Saturday, March 21, 2015

A father’s letter

With emotions still running high over the massacre of 44 Special Action Force (SAF) commandos in Mamasapano, Maguindanao, I am sharing with you a letter sent by Yolanda V. Marquina of Novaliches, Quezon City, who described herself as “a senior citizen, a government retiree.”
The letter includes a magazine clipping from 1951 that she said she kept “because I find it so touching.”
“In the midst of our collective grief over the death of those SAF 44 heroes, I would like to share the letter with the grieving families, especially the kids who have been rendered fatherless in our quest for peace,” Mrs. Marquina wrote.

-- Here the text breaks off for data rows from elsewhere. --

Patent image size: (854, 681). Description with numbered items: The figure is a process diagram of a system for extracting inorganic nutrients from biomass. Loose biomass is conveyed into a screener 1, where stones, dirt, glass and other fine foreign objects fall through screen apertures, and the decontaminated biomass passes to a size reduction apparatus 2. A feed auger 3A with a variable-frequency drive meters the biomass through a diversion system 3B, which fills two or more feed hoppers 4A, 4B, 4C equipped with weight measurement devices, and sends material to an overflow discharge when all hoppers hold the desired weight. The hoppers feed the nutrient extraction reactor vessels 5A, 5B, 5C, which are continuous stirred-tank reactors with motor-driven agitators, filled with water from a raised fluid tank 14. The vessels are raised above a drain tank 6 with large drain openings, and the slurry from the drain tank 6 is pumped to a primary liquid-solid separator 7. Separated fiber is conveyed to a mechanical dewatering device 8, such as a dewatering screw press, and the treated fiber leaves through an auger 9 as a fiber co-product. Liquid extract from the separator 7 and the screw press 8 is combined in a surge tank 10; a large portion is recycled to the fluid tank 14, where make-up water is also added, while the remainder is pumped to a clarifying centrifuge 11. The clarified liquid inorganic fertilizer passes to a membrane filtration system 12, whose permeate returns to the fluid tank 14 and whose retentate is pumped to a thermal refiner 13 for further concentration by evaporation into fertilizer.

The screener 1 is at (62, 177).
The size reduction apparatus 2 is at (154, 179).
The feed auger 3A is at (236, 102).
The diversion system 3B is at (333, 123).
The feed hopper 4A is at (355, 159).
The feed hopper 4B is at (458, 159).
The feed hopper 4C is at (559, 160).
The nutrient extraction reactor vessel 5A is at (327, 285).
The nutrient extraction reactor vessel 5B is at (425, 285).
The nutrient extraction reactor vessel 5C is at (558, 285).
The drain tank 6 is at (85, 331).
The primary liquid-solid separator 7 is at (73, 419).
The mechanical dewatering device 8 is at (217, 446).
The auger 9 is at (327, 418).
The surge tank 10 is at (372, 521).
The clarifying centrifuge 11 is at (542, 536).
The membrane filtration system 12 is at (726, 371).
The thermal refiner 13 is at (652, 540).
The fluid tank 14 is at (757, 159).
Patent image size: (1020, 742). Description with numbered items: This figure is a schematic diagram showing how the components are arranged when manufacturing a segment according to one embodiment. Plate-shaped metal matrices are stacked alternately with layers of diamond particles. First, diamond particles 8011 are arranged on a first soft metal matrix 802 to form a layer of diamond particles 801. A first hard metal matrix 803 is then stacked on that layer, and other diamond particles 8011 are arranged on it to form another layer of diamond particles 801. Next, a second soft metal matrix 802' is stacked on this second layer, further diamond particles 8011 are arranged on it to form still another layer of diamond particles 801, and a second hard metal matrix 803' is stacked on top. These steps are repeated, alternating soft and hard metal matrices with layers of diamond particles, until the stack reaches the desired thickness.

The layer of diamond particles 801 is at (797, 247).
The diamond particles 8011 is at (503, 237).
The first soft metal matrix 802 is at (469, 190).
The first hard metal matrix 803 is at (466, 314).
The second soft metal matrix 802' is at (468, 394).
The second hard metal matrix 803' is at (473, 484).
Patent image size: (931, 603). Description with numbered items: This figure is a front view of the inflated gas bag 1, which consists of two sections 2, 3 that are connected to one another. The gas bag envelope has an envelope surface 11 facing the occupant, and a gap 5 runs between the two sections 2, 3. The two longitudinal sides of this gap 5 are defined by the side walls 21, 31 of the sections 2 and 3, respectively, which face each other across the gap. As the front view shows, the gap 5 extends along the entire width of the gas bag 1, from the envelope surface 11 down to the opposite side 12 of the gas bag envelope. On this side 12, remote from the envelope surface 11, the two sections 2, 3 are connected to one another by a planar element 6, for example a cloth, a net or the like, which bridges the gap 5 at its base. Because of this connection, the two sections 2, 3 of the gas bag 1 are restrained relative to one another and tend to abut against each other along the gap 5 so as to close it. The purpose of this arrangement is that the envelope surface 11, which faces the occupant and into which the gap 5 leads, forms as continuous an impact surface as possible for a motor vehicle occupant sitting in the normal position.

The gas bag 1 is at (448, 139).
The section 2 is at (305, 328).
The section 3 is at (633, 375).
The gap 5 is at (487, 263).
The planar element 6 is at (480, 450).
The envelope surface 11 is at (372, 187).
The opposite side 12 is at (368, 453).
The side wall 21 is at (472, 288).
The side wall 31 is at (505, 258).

The clipping is yellowed, taped where the folds have been torn. At the back of the page where the handwritten letter was reproduced are photos of Susan Roces and Barbara Perez on a radio show, both of them so young they’re unrecognizable. It’s from Songs and Stars, which looks like a magazine. I googled the publication but couldn’t find any entry. The article bears the byline of Art Galindez, but I’m not sure if he’s the writer or he merely reproduced the letter in his regular space.

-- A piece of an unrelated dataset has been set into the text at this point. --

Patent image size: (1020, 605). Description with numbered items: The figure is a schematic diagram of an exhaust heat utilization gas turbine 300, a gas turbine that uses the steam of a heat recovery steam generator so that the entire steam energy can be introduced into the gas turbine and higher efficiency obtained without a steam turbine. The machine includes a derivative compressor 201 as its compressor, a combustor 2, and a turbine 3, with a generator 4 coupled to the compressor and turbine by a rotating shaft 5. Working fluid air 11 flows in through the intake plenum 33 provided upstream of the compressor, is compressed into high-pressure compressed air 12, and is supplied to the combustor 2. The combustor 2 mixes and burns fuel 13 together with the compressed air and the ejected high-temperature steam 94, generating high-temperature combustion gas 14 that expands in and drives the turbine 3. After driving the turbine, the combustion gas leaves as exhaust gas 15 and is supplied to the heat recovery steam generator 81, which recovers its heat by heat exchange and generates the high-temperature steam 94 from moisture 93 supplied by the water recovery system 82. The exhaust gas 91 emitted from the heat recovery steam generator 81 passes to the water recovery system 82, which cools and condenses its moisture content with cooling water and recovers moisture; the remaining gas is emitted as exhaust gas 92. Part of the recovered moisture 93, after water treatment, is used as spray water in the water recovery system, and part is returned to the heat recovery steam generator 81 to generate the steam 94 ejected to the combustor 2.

Here’s the letter, verbatim, dated Dec. 24, 1951, with the head, “A father’s letter to his unborn son…” and supposedly written in a foxhole in Korea:
Dear Son,
Opinion ( Article MRec ), pagematch: 1, sectionmatch: 1
By the time you’re old enough to read this… I will have been gone a long time. I know it was rather rude of me to leave without waiting for you but as your mother will explain… the choice was not mine. Pressing business awaits me somewhere else and I must go.

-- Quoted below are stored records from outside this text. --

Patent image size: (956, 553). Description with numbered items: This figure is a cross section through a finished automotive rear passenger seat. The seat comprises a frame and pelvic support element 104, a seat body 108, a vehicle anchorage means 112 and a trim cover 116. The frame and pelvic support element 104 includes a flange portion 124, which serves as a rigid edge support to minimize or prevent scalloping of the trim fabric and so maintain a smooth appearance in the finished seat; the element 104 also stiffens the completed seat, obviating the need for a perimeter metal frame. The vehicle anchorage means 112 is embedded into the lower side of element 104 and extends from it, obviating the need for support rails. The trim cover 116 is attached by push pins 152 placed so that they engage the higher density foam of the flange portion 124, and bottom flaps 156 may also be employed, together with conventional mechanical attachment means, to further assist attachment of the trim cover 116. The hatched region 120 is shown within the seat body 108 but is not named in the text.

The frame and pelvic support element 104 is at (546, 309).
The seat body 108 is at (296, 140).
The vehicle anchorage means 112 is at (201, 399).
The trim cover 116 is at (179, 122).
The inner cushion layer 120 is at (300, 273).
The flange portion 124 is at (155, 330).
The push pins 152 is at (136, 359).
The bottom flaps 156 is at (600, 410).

I would have given anything in the world to have been around when you came; to have held you in my arms and felt the incomparable pleasure of having known you, my son. No price would have been too great to pay for the pleasure of holding you out to the world and shouting my joy from the rooftops. As you grow older you will come to understand that there are many pleasures denied ordinary men. But always… when a certain pleasure is denied a man… another, infinitely better, is granted him. In my case, my grief over not having known you is more than amply paid for by the knowledge that I am helping in my own way, other men, make this world… a better place to grow up in for you and little boys like you.
What can I say? What can I leave you… to let you know that I love you? That I loved you as only a father could love a son? Nothing more than you have now. A good life ahead… a good, clean land to live in… and a chance to show what you’ve got. Yes my son, nothing much more than what is needed to make you worthy of all that.
And this I require of you, young fellow. Live like a man so you need never fear that you won’t die like one. When they ask you to stand up and be counted… by God, stand up and give your fullest measure. Have no fear. They can only push you so much. Then you will have to start pushing back! Always be fair. To a fault if necessary! Then you will never have to fear unfairness itself. Remember a man is only as strong as the stuff from which he is made.
Love your mother. She’s among the best. She was all I had before you and I couldn’t have asked for more. I had a head start in that respect, as you can see. I had the whole world to begin with. Never do anything that will make her cry. She has had more than her share.
And lastly… do me proud, young man. Live so I won’t have to say, “I’m his father.” Because I’d very much rather say “He’s my son.”
*     *      *
It would be a shame to keep a clipping that has been kept for more than six decades by someone else, so I’m sending it back to Mrs. Marquina.
On another issue, I noticed that like many other members of our older generation, Mrs. Marquina’s English is impeccable and her penmanship is beautiful, from what I can glean from her signature.
A regular writer, 94-year-old Consuelo Dancel Sison, who is still active in the campaign to revive Intramuros, has the same mastery of English and flowing penmanship. Reading her snail mail is always a delight, even when she’s expressing frustration over the lack of progress in her cause.
They must have had better teachers in English and writing in those days. Longhand is becoming a lost art in this digital age.
Regaining our edge in English proficiency is among the recommendations of the Joint Foreign Chambers of the Philippines in the Arangkada Philippines Forum, which recently released its fourth annual assessment report.
The two specific recommendations on improving English competency, however, are among those that the government has not acted on (“not ongoing”) since the Arangkada project was launched in 2010.
Arangkada proposed a “vigorous public campaign” to stress the importance of English competency for the workforce, and encourage broadcast media to use more English in their programs. Also proposed was recognition for high schools and tertiary schools and students who score well on English tests.
The foreign chambers are not opposed to mother tongue instruction at the start of grade school but they are recommending intensified English instruction from Grade 4. “Mastery of English enables access to global knowledge and wider economic opportunities,” the Arangkada report pointed out.
To meet its manpower needs, the business process outsourcing industry has stepped in with a 100-hour or two-week crash course called AdEPT (Advanced English Proficiency Training) for university students interested in working in BPOs.
Even better would be improved English competency training from the formative years, when humans are said to have the best capacity for absorbing a foreign language. Perhaps the government can tap senior citizens to assist our pool of English teachers.
Our elders have poignant stories to tell and valuable knowledge to share, if given the chance.